Monday 12 February 2007

8:2 What is war?

We need to distinguish between active and passive war. Active war is a period of armed conflict, with acts of direct physical violence, ‘hot war’ as we might call it. Passive, or as we call it ‘cold’ war is the use of threat and counter-threat, with little actual fighting. This is a period of constant anxiety, fear, threat, something the world witnessed between 1945 and 1989 and which it has re-invented for itself with the ‘War against Terrorism’.

A second major distinction is between permanent and limited war. Another name for permanent war is ‘feud’. In feuds, every act of violence automatically generates the conditions for counter-violence, an ‘eye for an eye’ as the Bible puts it. It is like a see-saw. Every killing alters the balance, which has to be re-dressed, but when violence is answered with violence, the situation is again unbalanced. This kind of unceasing warfare or feud is the characteristic form in tribal societies. It is from one such society, the Highland Scots, that the word ‘feud’ or ‘deadly feud’ was taken.

Such feuding is to be found among the Bedouin, the tribes of Afghanistan and central Asia, or famously in Albania and the Balkans.
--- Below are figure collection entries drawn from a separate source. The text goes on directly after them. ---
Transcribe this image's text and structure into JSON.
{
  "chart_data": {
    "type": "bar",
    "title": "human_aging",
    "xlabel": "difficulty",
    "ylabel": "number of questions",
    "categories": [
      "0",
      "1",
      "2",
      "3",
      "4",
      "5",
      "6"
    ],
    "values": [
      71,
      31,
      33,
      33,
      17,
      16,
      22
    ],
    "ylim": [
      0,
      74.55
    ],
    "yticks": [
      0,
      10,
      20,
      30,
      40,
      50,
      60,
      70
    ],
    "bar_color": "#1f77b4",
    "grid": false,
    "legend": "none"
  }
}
Mountains, deserts, rough country where people keep animals and there is little central political control are the classic areas for feud.

The other form is that found among forest-dwelling tribesmen, whether the head-hunters of the Assam-Burma border, of the Philippines, of Amazonia or elsewhere. Here there is a pattern of constant raiding and inter-village war, often accompanied by head-hunting. ‘Blood for blood’ and the taking of human heads as powerful trophies are the signs of this perpetual warfare.

Why is there this ceaseless fighting? In trying to understand it, it is important to distinguish between the ‘functions’ of such warfare on the one hand, for example that it may keep the population density down to an appropriate level for the resources, and the reasons given for the warfare by the people themselves.

These reasons nearly always involve concepts of honour and shame, the lust for glory, manliness, the need to defend one’s own group and its status, the need to avenge insults. This is a world of constant, intermittent but irresolvable feuds because there is no mechanism for concluding the quarrels, no central authority accepted by all, just a shifting world of alliances and distrust.

People engaged in most of these feuds have limited aims. Usually they are not concerned to conquer territory or eliminate the enemy, but rather are content to burn down some houses, steal some food or heads or women or whatever is valuable. It is an elaborate, violent, game, often with its own intricate rules and forms of honour. Many see analogies with the kind of activity in places like Israel and Palestine today.